Multi-scale mesh saliency based on low-rank and sparse analysis in shape feature space

Abstract

This paper advocates a novel multi-scale mesh saliency method using the powerful low-rank and sparse analysis in shape feature space. The technical core of our approach is a new shape descriptor that embraces both local geometry information and global structure information in an integrated way. Our shape descriptor is organized in a layered and nested structure, enabling both multi-scale and multi-level functionalities. Upon devising our novel shape descriptor, the remaining challenge is to accurately capture sub-region (or sub-part) saliency from 3D geometric models.

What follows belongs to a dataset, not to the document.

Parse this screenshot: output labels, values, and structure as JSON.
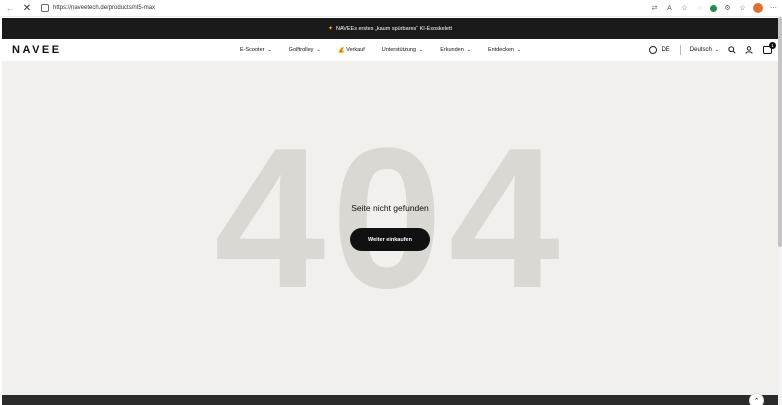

Towards this goal, we exploit our novel shape descriptor to define local-to-global shape context in a vertex-wise fashion and concatenate all the shape contexts to form a feature space, which encodes both local geometry feature and global structure feature. It then paves the way for us to employ the powerful low-rank and sparse analysis in the feature space, because the low-rank components emphasize much more on stronger patch/part similarities, and the sparse components correspond to their differences. By focusing on the sparse components, we develop a versatile, structure-sensitive saliency detection framework, which can distinguish local geometry saliency and global structure saliency in various 3D geometric models. Our extensive experiments have exhibited many attractive properties of our novel shape descriptor, including: being suitable for perception-driven analysis, being structure-sensitive, multi-scale, discriminative, and effectively capturing the intrinsic characteristic of the underlying geometry.